Thesis title: Energy Trees: Classification and Regression With Structured and Mixed-Type Data
As data analyses continue to grow in complexity, so has the need for frameworks and models that keep up the pace. Object Oriented Data Analysis has a primary role in this direction because it works directly with structured data objects, i.e. using variables that have not undergone any process of (further) simplification. However, so far, the focus has been only on single-type variables at the same time. In an attempt to fill this gap, Energy Trees are introduced in this work as a statistically sound model to perform classification and regression with structured and mixed-type covariates.

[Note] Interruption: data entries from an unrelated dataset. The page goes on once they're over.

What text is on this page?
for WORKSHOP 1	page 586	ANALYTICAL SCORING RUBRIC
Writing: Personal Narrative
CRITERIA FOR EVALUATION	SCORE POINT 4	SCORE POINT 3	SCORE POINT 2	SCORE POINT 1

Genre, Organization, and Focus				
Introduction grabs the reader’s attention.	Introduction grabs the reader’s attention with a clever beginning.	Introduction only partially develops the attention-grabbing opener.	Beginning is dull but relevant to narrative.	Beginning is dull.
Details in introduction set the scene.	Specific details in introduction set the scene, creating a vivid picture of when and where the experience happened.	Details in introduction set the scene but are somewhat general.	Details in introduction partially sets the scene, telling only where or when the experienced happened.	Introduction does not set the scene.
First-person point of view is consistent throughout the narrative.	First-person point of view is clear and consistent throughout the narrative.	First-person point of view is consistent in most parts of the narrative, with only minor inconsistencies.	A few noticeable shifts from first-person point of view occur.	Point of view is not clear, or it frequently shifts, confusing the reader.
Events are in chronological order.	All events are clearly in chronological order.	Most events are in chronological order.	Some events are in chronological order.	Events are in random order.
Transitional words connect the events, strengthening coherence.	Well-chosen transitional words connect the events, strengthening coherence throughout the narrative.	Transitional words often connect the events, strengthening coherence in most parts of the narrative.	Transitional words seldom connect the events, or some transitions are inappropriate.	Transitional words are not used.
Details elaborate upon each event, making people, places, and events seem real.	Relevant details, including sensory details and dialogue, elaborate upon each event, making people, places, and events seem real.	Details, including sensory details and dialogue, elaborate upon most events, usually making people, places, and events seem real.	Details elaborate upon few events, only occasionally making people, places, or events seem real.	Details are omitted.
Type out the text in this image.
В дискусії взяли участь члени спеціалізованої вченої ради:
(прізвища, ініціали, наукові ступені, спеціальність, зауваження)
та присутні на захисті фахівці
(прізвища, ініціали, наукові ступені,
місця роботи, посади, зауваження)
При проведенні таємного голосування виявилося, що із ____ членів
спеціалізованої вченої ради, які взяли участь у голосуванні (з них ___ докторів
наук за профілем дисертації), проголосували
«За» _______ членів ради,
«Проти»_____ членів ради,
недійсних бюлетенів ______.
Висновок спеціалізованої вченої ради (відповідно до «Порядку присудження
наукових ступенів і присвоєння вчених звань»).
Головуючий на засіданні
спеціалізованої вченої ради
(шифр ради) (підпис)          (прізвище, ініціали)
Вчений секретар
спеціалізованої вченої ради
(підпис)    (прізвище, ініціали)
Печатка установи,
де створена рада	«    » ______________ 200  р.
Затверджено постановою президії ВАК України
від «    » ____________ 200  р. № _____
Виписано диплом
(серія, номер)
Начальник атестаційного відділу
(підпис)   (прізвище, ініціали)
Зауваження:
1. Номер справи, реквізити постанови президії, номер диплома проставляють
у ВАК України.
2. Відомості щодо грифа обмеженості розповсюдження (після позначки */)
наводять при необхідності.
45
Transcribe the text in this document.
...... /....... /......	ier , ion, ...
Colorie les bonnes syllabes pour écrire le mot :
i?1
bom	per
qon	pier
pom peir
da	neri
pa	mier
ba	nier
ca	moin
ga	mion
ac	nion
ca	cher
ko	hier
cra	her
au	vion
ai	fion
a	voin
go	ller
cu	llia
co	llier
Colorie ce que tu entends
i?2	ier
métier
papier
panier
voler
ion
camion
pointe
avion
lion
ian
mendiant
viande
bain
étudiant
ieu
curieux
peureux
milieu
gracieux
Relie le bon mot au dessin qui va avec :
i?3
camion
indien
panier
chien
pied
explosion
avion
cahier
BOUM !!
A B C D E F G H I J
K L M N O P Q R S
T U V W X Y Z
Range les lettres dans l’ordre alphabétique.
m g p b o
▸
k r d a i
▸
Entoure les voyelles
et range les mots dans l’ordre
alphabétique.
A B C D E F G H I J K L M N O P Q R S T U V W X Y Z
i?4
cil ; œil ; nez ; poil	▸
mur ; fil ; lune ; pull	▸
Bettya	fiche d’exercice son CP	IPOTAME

Two successful and well-established ideas from the literature, namely Conditional Trees and Energy Statistics, are used and combined to build Energy Trees. In such a way, the proposed model benefits from several properties. However, the problem of splitting with respect to structured covariates is still not well-defined. In this work, two alternative procedures, namely feature vector extraction and clustering, are proposed and compared. Then, the choices that must be made both for traditional covariates, i.e. numeric and nominal, and for the structured covariates here considered, i.e. functions, graphs, and persistence diagrams, are outlined. Additionally, one of the striking advantages of Energy Trees is their great flexibility, hence general indications to change these choices, as well as implementing any other type of covariates, are also provided.
Extensive simulation studies are employed to show that Energy Trees are unbiased, do not suffer from overfitting, and select meaningful covariates. These studies are performed for increasing levels of complexity, starting from traditional covariates only and arriving to the case of structured and mixed-type covariates. All of them provide positive results. Once Energy Trees are confirmed to work properly, their applicability, as well as some extensions, may be considered. With reference to the latter, the ensemble models called bagging of Energy Trees and Random Energy Forests are presented. Additionally, the Unsupervised Random Energy Forest model for unlabeled learning samples is introduced and tested on simulated data.
The Energy Trees framework is implemented in the R package etree. Hence, the latter is described in detail, covering all the main functions and features. A usage example is also included, before describing both current and future work.
Finally, Energy Trees are employed to conduct four empirical analyses on data coming from the fields of human biology and medicine. Specifically, the main prediction tasks involve knee osteoarthritis, intelligence, schizophrenia, and brain tumors. Covariates include the shape of the bones, multimodal brain connectomes, brain metabolic networks, demographic information, and various others. The analyses show that the predictive ability of the model is adequate, besides suggesting its potential utility in these important but intricate fields.